You need to have Docker installed on your system. You can then immediately start WASP like this:
docker run -p 8001:8001 -p 8002:8002 -p 8003:8003 --name wasp -d webis/wasp:0.2.0
Depending on your Docker setup, you might need to run this command as an administrator or add
sudo in front of it.
After a few seconds, you should already see the search interface in your browser at (http://localhost:8003/search)
Next, you will have to change the proxy settings of your browser to route the requests and responses through it. How this can be done depends on the browser (Chrome, Edge, Firefox, Opera, Safari). However, also consider using a tailored proxy switching plugin for your browser, which allows you to disable/enable WASP easily. In all cases, you need to specify (localhost:8001) as proxy for HTTP and HTTPS and have "localhost" as an exception (often so by default).
Now it is time to clear your browser's cache (or use incognito mode). Otherwise you will be disappointed when some elements are missing in the archive.

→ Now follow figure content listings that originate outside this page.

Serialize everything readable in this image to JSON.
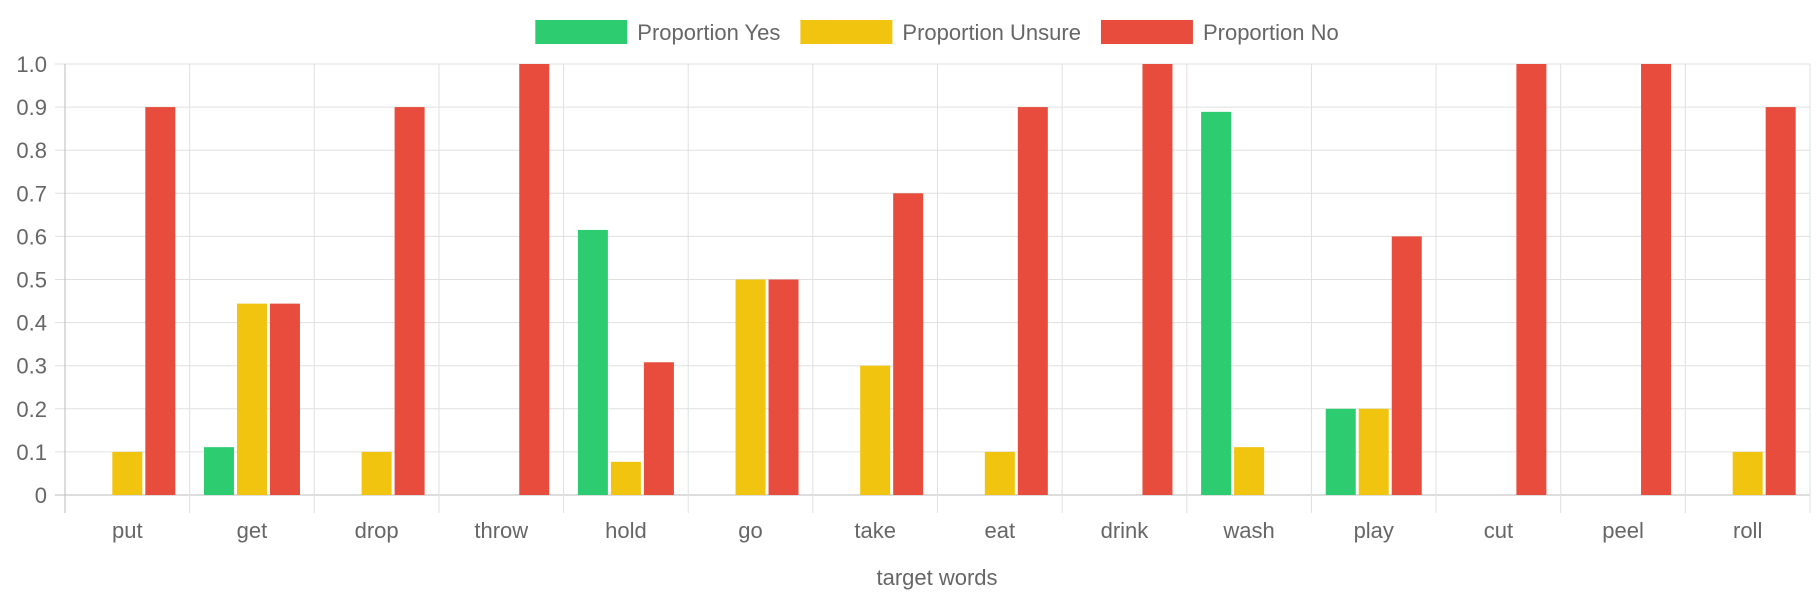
{
  "chart_data": {
    "type": "bar",
    "categories": [
      "put",
      "get",
      "drop",
      "throw",
      "hold",
      "go",
      "take",
      "eat",
      "drink",
      "wash",
      "play",
      "cut",
      "peel",
      "roll"
    ],
    "series": [
      {
        "name": "Proportion Yes",
        "color": "#2ecc71",
        "values": [
          0,
          0.111,
          0,
          0,
          0.615,
          0,
          0,
          0,
          0,
          0.889,
          0.2,
          0,
          0,
          0
        ]
      },
      {
        "name": "Proportion Unsure",
        "color": "#f1c40f",
        "values": [
          0.1,
          0.444,
          0.1,
          0,
          0.077,
          0.5,
          0.3,
          0.1,
          0,
          0.111,
          0.2,
          0,
          0,
          0.1
        ]
      },
      {
        "name": "Proportion No",
        "color": "#e74c3c",
        "values": [
          0.9,
          0.444,
          0.9,
          1.0,
          0.308,
          0.5,
          0.7,
          0.9,
          1.0,
          0,
          0.6,
          1.0,
          1.0,
          0.9
        ]
      }
    ],
    "title": "",
    "xlabel": "target words",
    "ylabel": "",
    "ylim": [
      0,
      1.0
    ],
    "yticks": [
      "0",
      "0.1",
      "0.2",
      "0.3",
      "0.4",
      "0.5",
      "0.6",
      "0.7",
      "0.8",
      "0.9",
      "1.0"
    ],
    "grid": true,
    "legend_position": "top"
  }
}
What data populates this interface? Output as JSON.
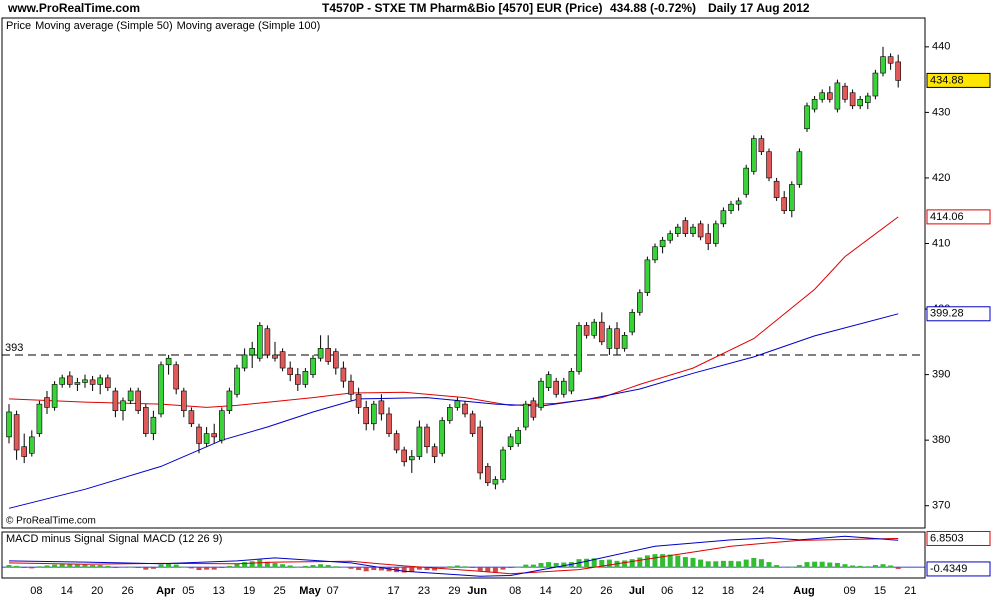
{
  "header": {
    "site": "www.ProRealTime.com",
    "instrument": "T4570P - STXE TM Pharm&Bio [4570] EUR (Price)",
    "quote": "434.88 (-0.72%)",
    "period": "Daily",
    "date": "17 Aug 2012"
  },
  "chart_data": [
    {
      "type": "candlestick",
      "legend_title": "Price",
      "watermark": "© ProRealTime.com",
      "up_color": "#39d239",
      "down_color": "#e05a5a",
      "ylim": [
        366.6,
        444.4
      ],
      "yticks": [
        370,
        380,
        390,
        400,
        410,
        420,
        430,
        440
      ],
      "reference_line": 393,
      "categories": [
        null,
        null,
        null,
        null,
        "08",
        null,
        null,
        null,
        "14",
        null,
        null,
        null,
        "20",
        null,
        null,
        null,
        "26",
        null,
        null,
        null,
        null,
        "Apr",
        null,
        null,
        "05",
        null,
        null,
        null,
        "13",
        null,
        null,
        null,
        "19",
        null,
        null,
        null,
        "25",
        null,
        null,
        null,
        "May",
        null,
        null,
        "07",
        null,
        null,
        null,
        null,
        null,
        null,
        null,
        "17",
        null,
        null,
        null,
        "23",
        null,
        null,
        null,
        "29",
        null,
        null,
        "Jun",
        null,
        null,
        null,
        null,
        "08",
        null,
        null,
        null,
        "14",
        null,
        null,
        null,
        "20",
        null,
        null,
        null,
        "26",
        null,
        null,
        null,
        "Jul",
        null,
        null,
        null,
        "06",
        null,
        null,
        null,
        "12",
        null,
        null,
        null,
        "18",
        null,
        null,
        null,
        "24",
        null,
        null,
        null,
        null,
        null,
        "Aug",
        null,
        null,
        null,
        null,
        null,
        "09",
        null,
        null,
        null,
        "15",
        null,
        null,
        null,
        "21"
      ],
      "candles": [
        [
          380.5,
          385.5,
          379.5,
          384.3
        ],
        [
          383.9,
          384.5,
          377,
          378.5
        ],
        [
          379,
          381,
          376.5,
          377.5
        ],
        [
          378,
          381.5,
          377.5,
          380.5
        ],
        [
          381,
          386,
          380.5,
          385.5
        ],
        [
          386.5,
          387.5,
          384,
          385
        ],
        [
          385,
          389,
          384.5,
          388.5
        ],
        [
          388.5,
          390,
          388,
          389.5
        ],
        [
          389.8,
          390.5,
          388,
          388.5
        ],
        [
          388.5,
          389.5,
          387.5,
          388.8
        ],
        [
          388.8,
          390,
          388,
          389.2
        ],
        [
          389.2,
          389.8,
          387.5,
          388.5
        ],
        [
          388.5,
          390,
          387,
          389.5
        ],
        [
          389.5,
          390,
          387.5,
          388
        ],
        [
          387.5,
          388,
          383.5,
          384.5
        ],
        [
          384.5,
          386.5,
          383,
          386
        ],
        [
          386,
          388,
          385.5,
          387.5
        ],
        [
          387.5,
          388,
          384,
          384.5
        ],
        [
          385,
          385.5,
          380.5,
          381
        ],
        [
          381,
          384.5,
          380,
          383.5
        ],
        [
          384,
          392,
          383.5,
          391.5
        ],
        [
          391.5,
          393,
          390,
          392.5
        ],
        [
          391.5,
          392,
          387,
          387.8
        ],
        [
          387.5,
          388,
          383.5,
          384.5
        ],
        [
          384.5,
          385,
          382,
          382.5
        ],
        [
          382,
          382.5,
          378,
          379.5
        ],
        [
          379.5,
          382,
          379,
          381
        ],
        [
          381,
          382.5,
          379.5,
          380.5
        ],
        [
          380,
          385,
          379.5,
          384.5
        ],
        [
          384.5,
          388,
          384,
          387.5
        ],
        [
          387,
          391.5,
          386.5,
          391
        ],
        [
          391,
          394,
          390.5,
          393
        ],
        [
          393,
          395,
          391,
          394
        ],
        [
          392.5,
          398,
          392,
          397.5
        ],
        [
          397,
          397.5,
          392.5,
          393
        ],
        [
          393,
          395,
          392,
          392.5
        ],
        [
          393.5,
          394,
          390.5,
          391
        ],
        [
          391,
          392,
          389,
          390
        ],
        [
          390,
          391,
          387.5,
          388.5
        ],
        [
          388.5,
          391,
          388,
          390.5
        ],
        [
          390,
          393,
          389.5,
          392.5
        ],
        [
          392.5,
          396,
          392,
          394
        ],
        [
          394,
          396,
          391.5,
          392
        ],
        [
          393.5,
          394,
          390,
          391
        ],
        [
          391,
          392,
          388,
          389
        ],
        [
          389,
          390,
          386,
          387
        ],
        [
          387,
          388,
          384,
          385
        ],
        [
          385,
          386,
          381.5,
          382.5
        ],
        [
          382.5,
          386,
          381.5,
          385.5
        ],
        [
          386,
          387,
          383,
          384
        ],
        [
          384,
          385,
          380.5,
          381
        ],
        [
          381,
          381.5,
          378,
          378.5
        ],
        [
          378.5,
          379,
          376,
          376.7
        ],
        [
          377,
          378.5,
          375,
          377.5
        ],
        [
          377.5,
          383,
          377,
          382
        ],
        [
          382,
          382.5,
          378,
          379
        ],
        [
          379,
          379.5,
          376.5,
          377.5
        ],
        [
          378,
          383.5,
          377.5,
          383
        ],
        [
          383,
          385.5,
          382.5,
          385
        ],
        [
          385,
          386.5,
          384.5,
          386
        ],
        [
          385.5,
          386,
          383.5,
          384
        ],
        [
          384,
          384.5,
          380.5,
          381
        ],
        [
          382,
          383,
          374,
          375
        ],
        [
          376,
          376.5,
          373,
          373.5
        ],
        [
          373.3,
          374.5,
          372.5,
          374
        ],
        [
          374,
          379,
          373.5,
          378.5
        ],
        [
          379,
          381,
          378.5,
          380.5
        ],
        [
          379.5,
          382,
          379,
          381.5
        ],
        [
          382,
          386,
          381.5,
          385.5
        ],
        [
          386,
          386.5,
          383,
          383.5
        ],
        [
          385,
          389.5,
          384.5,
          389
        ],
        [
          388,
          390.5,
          387.5,
          390
        ],
        [
          389,
          389.5,
          386.5,
          387
        ],
        [
          387,
          389.5,
          386.5,
          389
        ],
        [
          387.5,
          391,
          387,
          390.5
        ],
        [
          390.5,
          398,
          390,
          397.5
        ],
        [
          397.5,
          398,
          395.5,
          396
        ],
        [
          396,
          398.5,
          395.5,
          398
        ],
        [
          398,
          399.5,
          394.5,
          395
        ],
        [
          394,
          397.5,
          393,
          397
        ],
        [
          397,
          398,
          393,
          394
        ],
        [
          394,
          396.5,
          393.5,
          396
        ],
        [
          396.5,
          400,
          396,
          399.5
        ],
        [
          399.5,
          403,
          399,
          402.5
        ],
        [
          402.5,
          408,
          402,
          407.5
        ],
        [
          407.5,
          410,
          407,
          409.5
        ],
        [
          409.5,
          411,
          408.5,
          410.5
        ],
        [
          410.5,
          412,
          410,
          411.5
        ],
        [
          411.5,
          413,
          411,
          412.5
        ],
        [
          413.5,
          414,
          411,
          411.5
        ],
        [
          411.5,
          413,
          411,
          412.5
        ],
        [
          413,
          413.5,
          410.5,
          411
        ],
        [
          411.5,
          413,
          409,
          410
        ],
        [
          410,
          413.5,
          409.5,
          413
        ],
        [
          413,
          415.5,
          412.5,
          415
        ],
        [
          415,
          416.5,
          414.5,
          416
        ],
        [
          416,
          417,
          415,
          416.5
        ],
        [
          417.5,
          422,
          417,
          421.5
        ],
        [
          421,
          426.5,
          420.5,
          426
        ],
        [
          426,
          426.5,
          423.5,
          424
        ],
        [
          424,
          424.5,
          419.5,
          420
        ],
        [
          419.5,
          420,
          416.5,
          417
        ],
        [
          417,
          418,
          414.5,
          415
        ],
        [
          415,
          419.5,
          414,
          419
        ],
        [
          419,
          424.5,
          418.5,
          424
        ],
        [
          427.5,
          431.5,
          427,
          431
        ],
        [
          430.5,
          432.5,
          430,
          432
        ],
        [
          432,
          433.5,
          431.5,
          433
        ],
        [
          433,
          434,
          431.5,
          432
        ],
        [
          430.5,
          435,
          430,
          434.5
        ],
        [
          434,
          434.5,
          431.5,
          432
        ],
        [
          433,
          433.5,
          430.5,
          431
        ],
        [
          431,
          432.5,
          430.5,
          432
        ],
        [
          431.5,
          433,
          430.5,
          432.5
        ],
        [
          432.5,
          436.5,
          432,
          436
        ],
        [
          436,
          440,
          435.5,
          438.5
        ],
        [
          438.5,
          439,
          436.5,
          437.5
        ],
        [
          437.7,
          438.8,
          433.8,
          434.88
        ],
        null,
        null
      ],
      "series": [
        {
          "name": "Moving average (Simple 50)",
          "color": "#e00000",
          "x": [
            0,
            10,
            20,
            26,
            30,
            40,
            45,
            52,
            60,
            66,
            72,
            78,
            83,
            90,
            98,
            106,
            110,
            117
          ],
          "values": [
            386.3,
            385.8,
            385.5,
            385,
            385.3,
            386.5,
            387.2,
            387.3,
            386.5,
            385.3,
            385.6,
            386.5,
            388.5,
            391,
            395.5,
            403,
            408,
            414.06
          ]
        },
        {
          "name": "Moving average (Simple 100)",
          "color": "#0000c8",
          "x": [
            0,
            10,
            20,
            28,
            34,
            40,
            46,
            55,
            64,
            70,
            76,
            83,
            90,
            98,
            106,
            117
          ],
          "values": [
            369.6,
            372.5,
            376,
            380,
            382,
            384.3,
            386.3,
            386.5,
            385.5,
            385.2,
            386.2,
            387.8,
            390.2,
            392.7,
            395.9,
            399.28
          ]
        }
      ]
    },
    {
      "type": "macd",
      "ylim": [
        -2.6,
        8.4
      ],
      "series": [
        {
          "name": "MACD minus Signal",
          "color": "#e07070",
          "bar_color": "#33bb33",
          "negative_color": "#d04848",
          "values": [
            0.5,
            0.3,
            -0.2,
            -0.3,
            0.2,
            0.4,
            0.6,
            0.8,
            0.7,
            0.6,
            0.6,
            0.5,
            0.5,
            0.3,
            -0.2,
            -0.1,
            0.1,
            -0.2,
            -0.6,
            -0.4,
            0.6,
            0.9,
            0.6,
            0.1,
            -0.3,
            -0.7,
            -0.6,
            -0.6,
            -0.2,
            0.3,
            0.8,
            1.2,
            1.4,
            1.8,
            1.3,
            1.0,
            0.7,
            0.4,
            0.1,
            0.3,
            0.5,
            0.7,
            0.5,
            0.2,
            -0.1,
            -0.4,
            -0.7,
            -1.0,
            -0.7,
            -0.8,
            -1.0,
            -1.2,
            -1.3,
            -1.1,
            -0.6,
            -0.7,
            -0.8,
            -0.2,
            0.2,
            0.4,
            0.2,
            -0.2,
            -0.9,
            -1.2,
            -1.2,
            -0.6,
            -0.2,
            0.1,
            0.6,
            0.6,
            1.0,
            1.2,
            1.0,
            1.1,
            1.2,
            1.9,
            2.0,
            2.1,
            1.7,
            1.8,
            1.5,
            1.6,
            1.9,
            2.3,
            2.8,
            3.1,
            3.1,
            3.0,
            2.8,
            2.4,
            2.2,
            1.8,
            1.4,
            1.4,
            1.5,
            1.5,
            1.4,
            1.8,
            2.2,
            1.9,
            1.2,
            0.5,
            -0.1,
            0.1,
            0.5,
            1.2,
            1.3,
            1.3,
            1.1,
            1.0,
            0.7,
            0.4,
            0.3,
            0.2,
            0.5,
            0.7,
            0.4,
            -0.4349
          ]
        },
        {
          "name": "Signal",
          "color": "#dd0000",
          "x": [
            0,
            10,
            20,
            30,
            35,
            45,
            52,
            62,
            66,
            75,
            85,
            95,
            100,
            104,
            110,
            117
          ],
          "values": [
            1.0,
            0.7,
            0.9,
            0.8,
            1.2,
            1.4,
            0.3,
            -1.0,
            -1.6,
            -0.6,
            2.2,
            5.0,
            5.8,
            6.4,
            6.6,
            6.8503
          ]
        },
        {
          "name": "MACD (12 26 9)",
          "color": "#0000c8",
          "x": [
            0,
            10,
            20,
            30,
            35,
            45,
            52,
            62,
            66,
            75,
            85,
            95,
            100,
            104,
            110,
            117
          ],
          "values": [
            1.5,
            1.2,
            0.8,
            1.5,
            2.2,
            1.0,
            -1.0,
            -2.2,
            -2.0,
            1.0,
            5.0,
            6.5,
            7.0,
            6.5,
            7.4,
            6.42
          ]
        }
      ]
    }
  ]
}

You are already set up to use WASP for HTTP connections. For HTTPS connections, you have to trust WASP to identify foreign web pages for you. This can be done either by trusting the certificate of WASP's warcprox instance in your browser (you can get it with
docker cp wasp:/home/user/srv/warcprox/warcprox-ca.pem ., then look at your browser's help page on how to import it), or by disabling the security check in your browser (e.g., you can start Chrome with --ignore-certificate-errors). See additional instructions for firefox on windows 10 if needed.
NOTE: Above instructions for HTTPS disable some security features of your browser. Do this for testing the technology, but do not use WASP for web pages where you are concerned about security or privacy.
And that's it! Now all your traffic should be archived, indexed, and searchable immediately.
You can then stop the container using
docker stop wasp and start it again with
docker start wasp. Note that your archive is stored in the container. If you remove the container, your archive is gone.
A pre-build Docker image of WASP is available on dockerhub.
- The search page never retrieves results/does not show new results!
- WASP currently uses the default Elastic Search settings which turn the index read-only once your disk reaches 95% of used space. Since the index is (if you did not reconfigure that) stored on your root partition, you might need to clean up there.